Setelah itu, dana yang terkumpul dari masyarakat di pasar modal dapat dioptimalkan untuk berbagai keperluan, mulai dari ekspansi bisnis, penambahan modal kerja, pelunasan utang, dan berbagai optimalisasi lain dalam operasional bisnis pelaku parekraf.
"Secara sederhana, dalam pasar modal itu terdapat dua pihak yang dipertemukan. Pihak pertama dalam pasar modal adalah investor atau pihak yang menanamkan modal. Kemudian, pihak kedua dalam pasar modal adalah emiten yakni badan usaha yang membutuhkan modal," kata Hanifah.
Dapat Pendampingan
Sementara itu, Head of IDX Incubator Aditya Nugraha menjabarkan sebelum satu UMKM dapat melantai di pasar bursa, ada sejumlah persiapan dan persyaratan yang terencana, antara lain business plan dan laporan keuangan yang mumpuni.
Meski begitu, Aditya memastikan persyaratan itu bukan perkara sulit. Pasalnya, ada lembaga inkubator ataupun konsultan yang siap memberikan pendampingan dan penjelasan secara merinci tentang apa-apa saja yang dibutuhkan dalam melakukan perencanaan hingga laporan keuangan.

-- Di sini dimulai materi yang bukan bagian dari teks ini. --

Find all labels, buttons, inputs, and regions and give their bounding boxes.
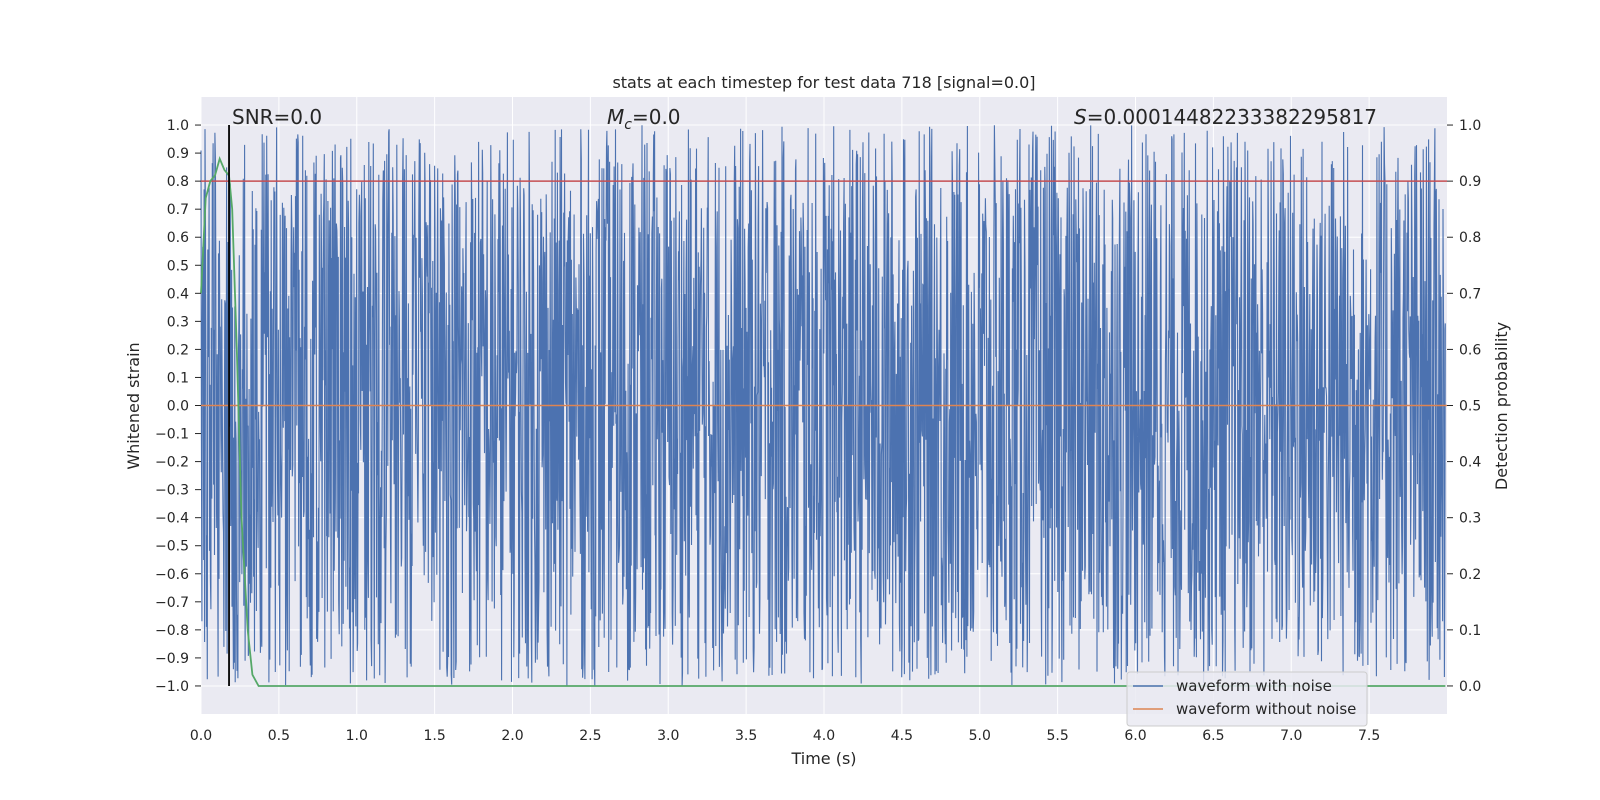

"Nantinya juga akan ada account officer yang akan membimbing pelaku UMKM untuk tetap comply terhadap segala peraturan yang ada ketika sudah resmi IPO," jabarnya.
Selain itu, IDX Incubator juga memiliki kurikulum yang kemudian bisa dimanfaatkan pelaku UMKM untuk mempelajari hal-hal penting sebelum melantai di pasar bursa. Oleh karenanya, ia berpesan agar UMKM jangan merasa takut untuk go public.
"Jangan takut go public, jangan menunggu besar untuk go public, tapi besar dengan go public," imbuh dia.
Jika sudah berhasil masuk ke pasar modal, pengamat UKM Saur Pandjaitan meyakini UMKM akan mendapatkan banyak keuntungan. Selain sebagai sarana alternatif permodalan, mereka juga bisa mengurangi ketergantungan pada bank, mempermudah ekspansi usaha, dan meningkatkan produktivitas.
Saat ini sendiri, Bursa Efek Indonesia telah memiliki tiga jenis papan pencatatan untuk mencatat saham dari emiten, yakni papan utama, papan pengembangan, dan papan akselerasi. Dalam hal ini, Saur menyarankan agar UMKM bisa memanfaatkan papan akselerasi untuk mencatatkan saham dari emiten dengan aset skala kecil kurang dari Rp50 miliar atau skala menengah antara Rp50 miliar dan kurang dari Rp250 miliar.
"Jadi, papan akselerasi inilah kesempatan bagi para pengusaha kecil dan menengah termasuk juga startup untuk mendapatkan akses permodalan dari investor di pasar modal. Namun bapak ibu sekalian tentunya harus memahami lanskap atau ekosistem dari sumber-sumber permodalan ini," tandas Saur.